Deca and Nova? a no no?

Just google tamoxifen and progesterone and you will find the studies that show it up regulates receptors. Besides, tamoxifen only blocks the estrogen receptors in breast tissue and allows more estrogen to float around free. This up-regulates progesterone receptors. This is of course a non scientific explanation, but if you research it your self you will find I am correct.
Do yourself a favor and read my first post in this thread, where I addressed this. When discussing nolva's modulation of the estrogen (and thus progesterone) receptor, you cant ignore the tissue. Nolva has selective effects.
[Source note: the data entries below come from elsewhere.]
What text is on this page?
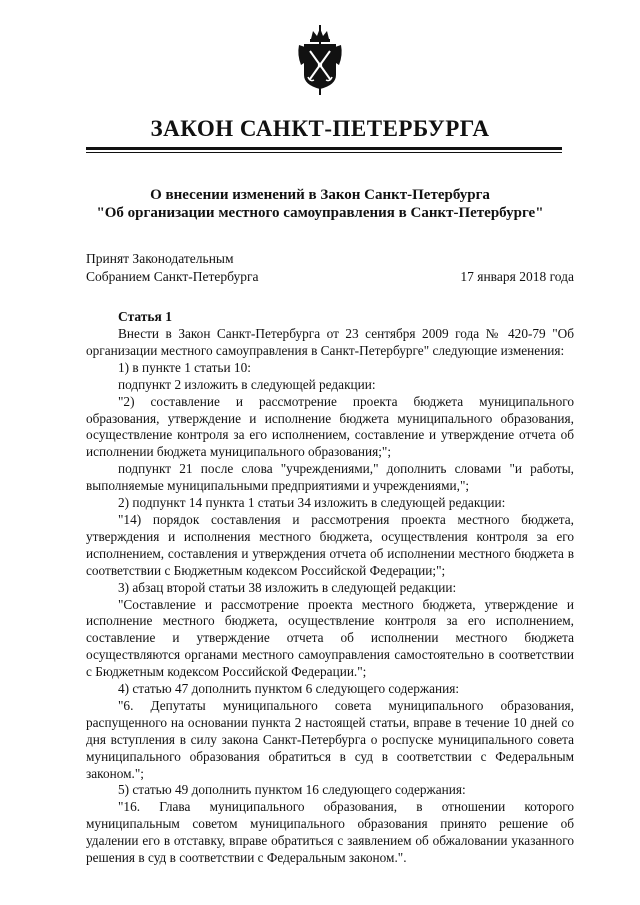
ЗАКОН САНКТ-ПЕТЕРБУРГА
О внесении изменений в Закон Санкт-Петербурга
"Об организации местного самоуправления в Санкт-Петербурге"
Принят Законодательным
Собранием Санкт-Петербурга	17 января 2018 года
Статья 1

Внести в Закон Санкт-Петербурга от 23 сентября 2009 года № 420-79 "Об организации местного самоуправления в Санкт-Петербурге" следующие изменения:

1) в пункте 1 статьи 10:

подпункт 2 изложить в следующей редакции:

"2) составление и рассмотрение проекта бюджета муниципального образования, утверждение и исполнение бюджета муниципального образования, осуществление контроля за его исполнением, составление и утверждение отчета об исполнении бюджета муниципального образования;";

подпункт 21 после слова "учреждениями," дополнить словами "и работы, выполняемые муниципальными предприятиями и учреждениями,";

2) подпункт 14 пункта 1 статьи 34 изложить в следующей редакции:

"14) порядок составления и рассмотрения проекта местного бюджета, утверждения и исполнения местного бюджета, осуществления контроля за его исполнением, составления и утверждения отчета об исполнении местного бюджета в соответствии с Бюджетным кодексом Российской Федерации;";

3) абзац второй статьи 38 изложить в следующей редакции:

"Составление и рассмотрение проекта местного бюджета, утверждение и исполнение местного бюджета, осуществление контроля за его исполнением, составление и утверждение отчета об исполнении местного бюджета осуществляются органами местного самоуправления самостоятельно в соответствии с Бюджетным кодексом Российской Федерации.";

4) статью 47 дополнить пунктом 6 следующего содержания:

"6. Депутаты муниципального совета муниципального образования, распущенного на основании пункта 2 настоящей статьи, вправе в течение 10 дней со дня вступления в силу закона Санкт-Петербурга о роспуске муниципального совета муниципального образования обратиться в суд в соответствии с Федеральным законом.";

5) статью 49 дополнить пунктом 16 следующего содержания:

"16. Глава муниципального образования, в отношении которого муниципальным советом муниципального образования принято решение об удалении его в отставку, вправе обратиться с заявлением об обжаловании указанного решения в суд в соответствии с Федеральным законом.".
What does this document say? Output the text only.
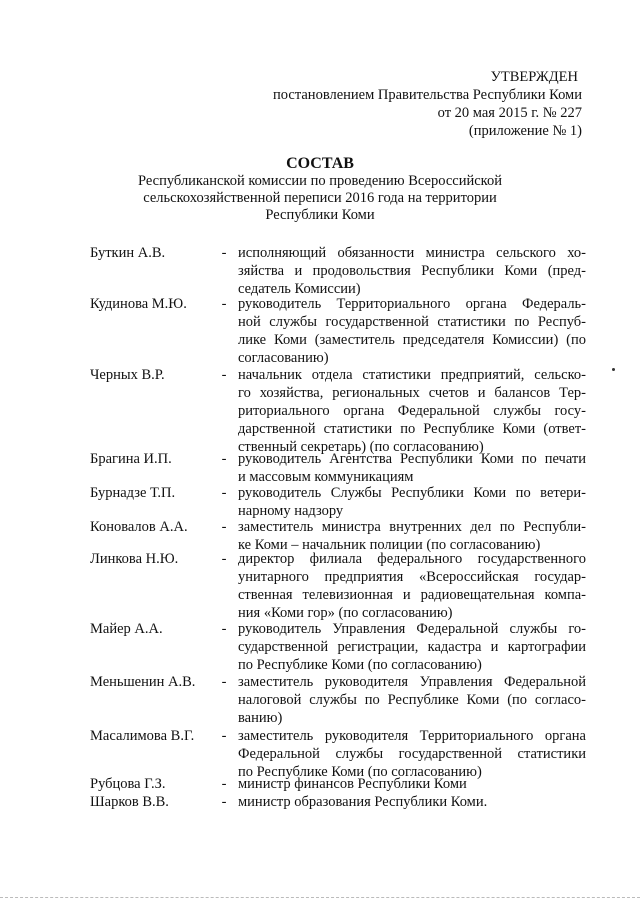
УТВЕРЖДЕН
постановлением Правительства Республики Коми
от 20 мая 2015 г. № 227
(приложение № 1)
СОСТАВ
Республиканской комиссии по проведению Всероссийской
сельскохозяйственной переписи 2016 года на территории
Республики Коми
Буткин А.В.	- исполняющий обязанности министра сельского хо-
зяйства и продовольствия Республики Коми (пред-
седатель Комиссии)
Кудинова М.Ю.	- руководитель Территориального органа Федераль-
ной службы государственной статистики по Респуб-
лике Коми (заместитель председателя Комиссии) (по
согласованию)
Черных В.Р.	- начальник отдела статистики предприятий, сельско-
го хозяйства, региональных счетов и балансов Тер-
риториального органа Федеральной службы госу-
дарственной статистики по Республике Коми (ответ-
ственный секретарь) (по согласованию)
Брагина И.П.	- руководитель Агентства Республики Коми по печати
и массовым коммуникациям
Бурнадзе Т.П.	- руководитель Службы Республики Коми по ветери-
нарному надзору
Коновалов А.А.	- заместитель министра внутренних дел по Республи-
ке Коми – начальник полиции (по согласованию)
Линкова Н.Ю.	- директор филиала федерального государственного
унитарного предприятия «Всероссийская государ-
ственная телевизионная и радиовещательная компа-
ния «Коми гор» (по согласованию)
Майер А.А.	- руководитель Управления Федеральной службы го-
сударственной регистрации, кадастра и картографии
по Республике Коми (по согласованию)
Меньшенин А.В.	- заместитель руководителя Управления Федеральной
налоговой службы по Республике Коми (по согласо-
ванию)
Масалимова В.Г.	- заместитель руководителя Территориального органа
Федеральной службы государственной статистики
по Республике Коми (по согласованию)
Рубцова Г.З.	- министр финансов Республики Коми
Шарков В.В.	- министр образования Республики Коми.
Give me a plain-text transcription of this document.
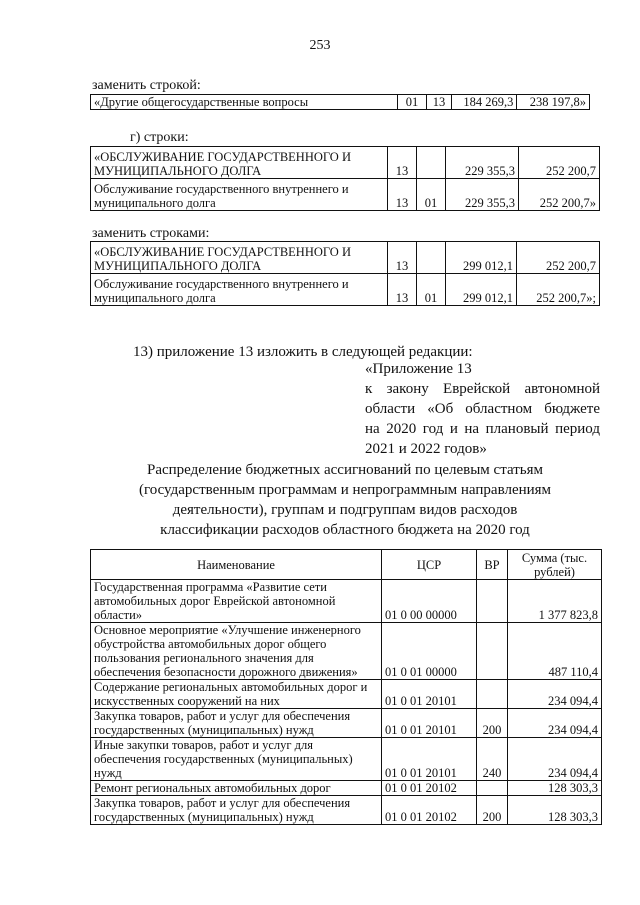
253
заменить строкой:
«Другие общегосударственные вопросы	01	13	184 269,3	238 197,8»
г) строки:
«ОБСЛУЖИВАНИЕ ГОСУДАРСТВЕННОГО И МУНИЦИПАЛЬНОГО ДОЛГА	13		229 355,3	252 200,7
Обслуживание государственного внутреннего и муниципального долга	13	01	229 355,3	252 200,7»
заменить строками:
«ОБСЛУЖИВАНИЕ ГОСУДАРСТВЕННОГО И МУНИЦИПАЛЬНОГО ДОЛГА	13		299 012,1	252 200,7
Обслуживание государственного внутреннего и муниципального долга	13	01	299 012,1	252 200,7»;
13) приложение 13 изложить в следующей редакции:
«Приложение 13
к закону Еврейской автономной
области «Об областном бюджете
на 2020 год и на плановый период
2021 и 2022 годов»
Распределение бюджетных ассигнований по целевым статьям
(государственным программам и непрограммным направлениям
деятельности), группам и подгруппам видов расходов
классификации расходов областного бюджета на 2020 год
Наименование	ЦСР	ВР	Сумма (тыс. рублей)
Государственная программа «Развитие сети автомобильных дорог Еврейской автономной области»	01 0 00 00000		1 377 823,8
Основное мероприятие «Улучшение инженерного обустройства автомобильных дорог общего пользования регионального значения для обеспечения безопасности дорожного движения»	01 0 01 00000		487 110,4
Содержание региональных автомобильных дорог и искусственных сооружений на них	01 0 01 20101		234 094,4
Закупка товаров, работ и услуг для обеспечения государственных (муниципальных) нужд	01 0 01 20101	200	234 094,4
Иные закупки товаров, работ и услуг для обеспечения государственных (муниципальных) нужд	01 0 01 20101	240	234 094,4
Ремонт региональных автомобильных дорог	01 0 01 20102		128 303,3
Закупка товаров, работ и услуг для обеспечения государственных (муниципальных) нужд	01 0 01 20102	200	128 303,3
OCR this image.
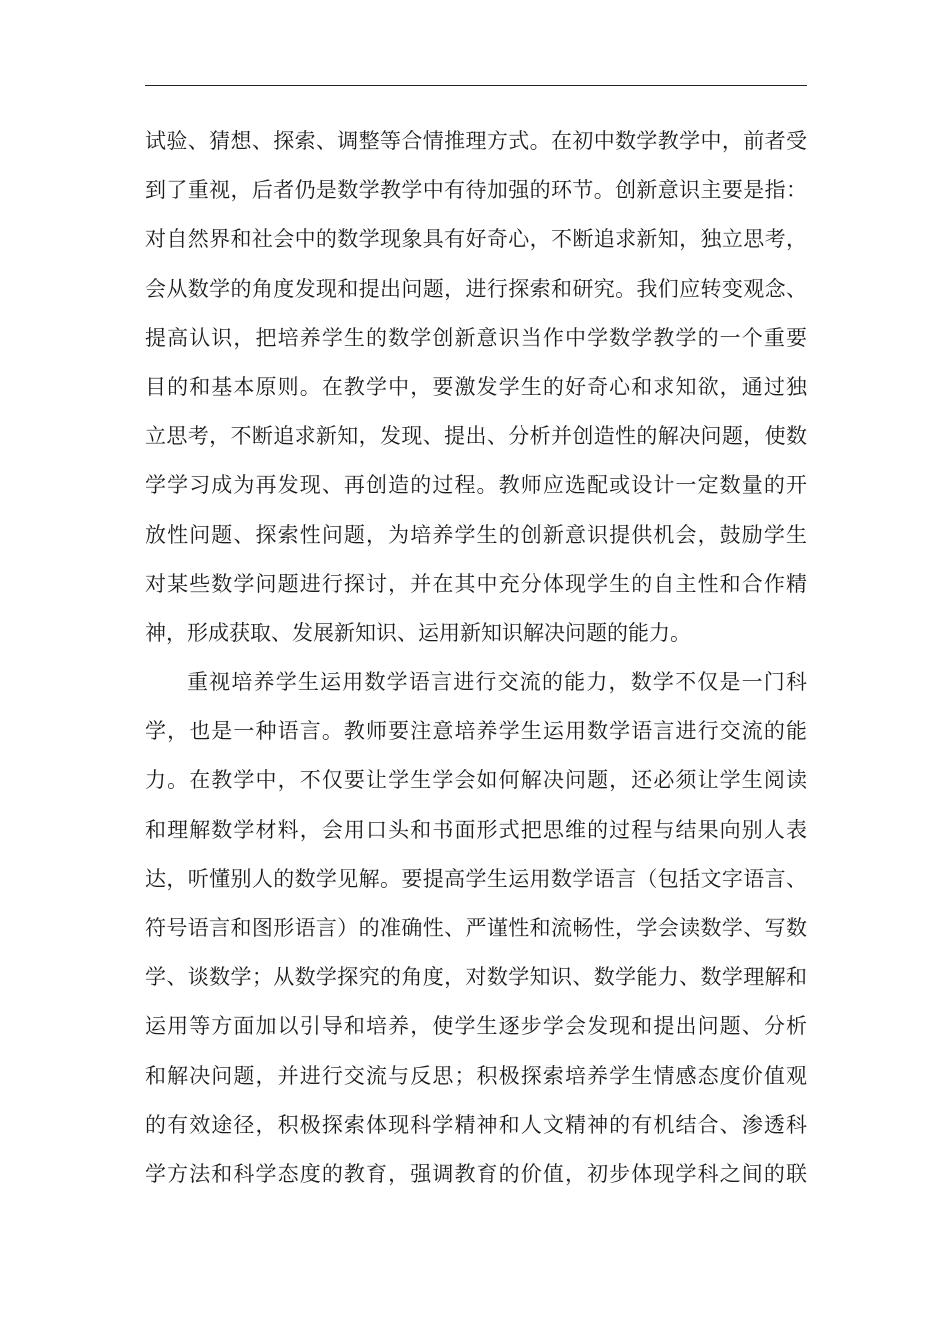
试验、猜想、探索、调整等合情推理方式。在初中数学教学中，前者受
到了重视，后者仍是数学教学中有待加强的环节。创新意识主要是指：
对自然界和社会中的数学现象具有好奇心，不断追求新知，独立思考，
会从数学的角度发现和提出问题，进行探索和研究。我们应转变观念、
提高认识，把培养学生的数学创新意识当作中学数学教学的一个重要
目的和基本原则。在教学中，要激发学生的好奇心和求知欲，通过独
立思考，不断追求新知，发现、提出、分析并创造性的解决问题，使数
学学习成为再发现、再创造的过程。教师应选配或设计一定数量的开
放性问题、探索性问题，为培养学生的创新意识提供机会，鼓励学生
对某些数学问题进行探讨，并在其中充分体现学生的自主性和合作精
神，形成获取、发展新知识、运用新知识解决问题的能力。
重视培养学生运用数学语言进行交流的能力，数学不仅是一门科
学，也是一种语言。教师要注意培养学生运用数学语言进行交流的能
力。在教学中，不仅要让学生学会如何解决问题，还必须让学生阅读
和理解数学材料，会用口头和书面形式把思维的过程与结果向别人表
达，听懂别人的数学见解。要提高学生运用数学语言（包括文字语言、
符号语言和图形语言）的准确性、严谨性和流畅性，学会读数学、写数
学、谈数学；从数学探究的角度，对数学知识、数学能力、数学理解和
运用等方面加以引导和培养，使学生逐步学会发现和提出问题、分析
和解决问题，并进行交流与反思；积极探索培养学生情感态度价值观
的有效途径，积极探索体现科学精神和人文精神的有机结合、渗透科
学方法和科学态度的教育，强调教育的价值，初步体现学科之间的联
It also reduces IGF-1. Nov is poop.
And so do AI's. Arimidex and letrozole both have been shown to lower IGF-1 levels in males. Are those poop too?

As DatBTrue explained on ProMuscle, "it would seem that male bodybuilders who use low dose Tamox in a PCT need not be concerned about inhibition [of IGF-1 production]." The endocrinologist Swale then stated "I wish this simple point would spread across the Boards to dispel this widely accepted nonsense."
And again, serms do not reduce estrogen, they only occupy the receptors in certain tissues. Only AI's reduce estrogen.
Right, this is a characteristic that many people feel make SERMS superior. You can block estrogen where you don't want it, yet still get the beneficial effects of estrogen elsewhere, as in bone, blood lipids, etc. Steroid expert William Llewellyn voices this repeatedly in Anabolics 2009.
So Conciliator, I have no idea where you get your info from, but I suggest doing some more research instead of what I think to be a lot of assuming.
Ironically, this is exactly the advice you need to be taking. Best wishes.